As I pointed out earlier in the post on Copernicus, Galileo (1564-1642) advocated Copernicus' worldview, the heliocentric model, and got imprisoned for it by the Vatican. Despite this Stephen Hawking has said that Galileo was perhaps the most important person for the development of modern science. Albert Einstein called him the "father of modern science". His work overlapped somewhat that of Johannes Kepler (1571-1630).
Galileo was born in Pisa but moved aged 8 to Florence. He first went to school at the monastery Camaldolese at Vallombrosa. Seriously he considered priesthood but at his father's urging enrolled for medical studies at the University of Pisa. He studied mathematics instead and got a professorship at Pisa in 1589 at age 25. He did however not advance mathematics but is mostly known for his work in astronomy and physics. He was, however, probably the first person that used mathematics for describing physical events and thus predated Newton on this issue.
In 1592 he moved to the University of Padua teaching geometry, mechanics and astronomy until 1610 when he published the first scientific work performed with a telescope The Starry Messenger. In 1590 he had discovered Copernicus publication from 1543 De Revulotionibus Orbium Coelestium.
Although a pious Roman Catholic Galileo fathered three children out of wedlock with Marina Gamba and since marriage is a sacrament in the Catholic Church this proved that he was more a man of faith than a dogmatic.
Galileo made his career in astronomy with the tool of a 30X telescope which he built himself from the description of the first practical telescope invented in Holland 1608 by Hans Lippershey. He obtained information that expanded the knowledge greatly of astronomy at the time and which confirmed the heliocentric theory.

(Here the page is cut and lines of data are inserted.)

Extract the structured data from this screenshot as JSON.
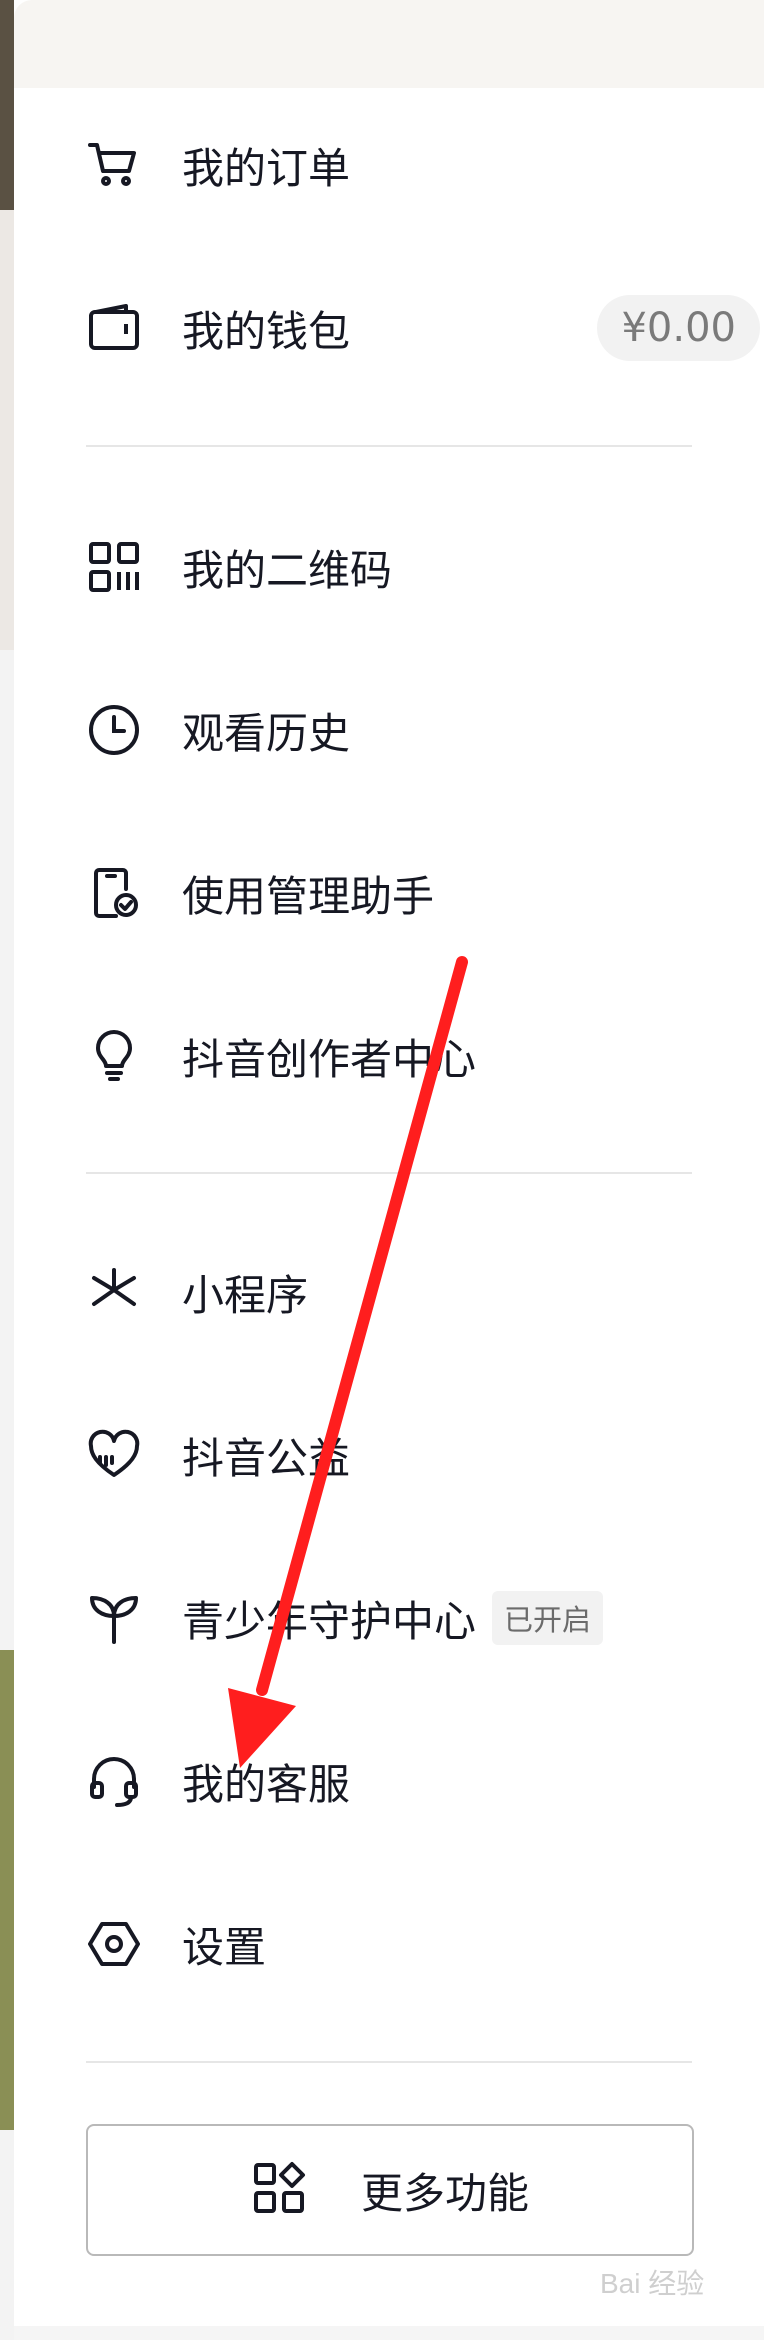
{
  "menu": {
    "orders": {
      "label": "我的订单",
      "icon": "cart-icon"
    },
    "wallet": {
      "label": "我的钱包",
      "icon": "wallet-icon",
      "balance": "¥0.00"
    },
    "qrcode": {
      "label": "我的二维码",
      "icon": "qrcode-icon"
    },
    "history": {
      "label": "观看历史",
      "icon": "clock-icon"
    },
    "usage_manager": {
      "label": "使用管理助手",
      "icon": "phone-check-icon"
    },
    "creator_center": {
      "label": "抖音创作者中心",
      "icon": "lightbulb-icon"
    },
    "mini_programs": {
      "label": "小程序",
      "icon": "mini-program-icon"
    },
    "charity": {
      "label": "抖音公益",
      "icon": "heart-icon"
    },
    "youth_protection": {
      "label": "青少年守护中心",
      "icon": "sprout-icon",
      "status": "已开启"
    },
    "customer_service": {
      "label": "我的客服",
      "icon": "headset-icon"
    },
    "settings": {
      "label": "设置",
      "icon": "hexagon-settings-icon"
    }
  },
  "more_button": {
    "label": "更多功能",
    "icon": "grid-icon"
  },
  "watermark": "Bai 经验",
  "colors": {
    "text": "#161823",
    "arrow": "#ff1e1e",
    "divider": "#e6e6e6"
  }
}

Retrospectively Galileo got beaten by Kepler on the theory of the tides. He called Kepler's idea that they are caused by the moon for "useless fiction", an idea which of course was very clever since it contains a feel for gravitation. He also did not believe in Kepler's correct elliptical orbits either but instead argued for the classical perfect circle.
In physics Galileo developed the concept of inertia, mathematically described it, and introduced the idea of frictional force. His work later went into Newton's first law.
The Galileo affair with the Catholic Church has just recently ended when the Vatican in 2008 decided to erect a statue of him inside the Vatican walls.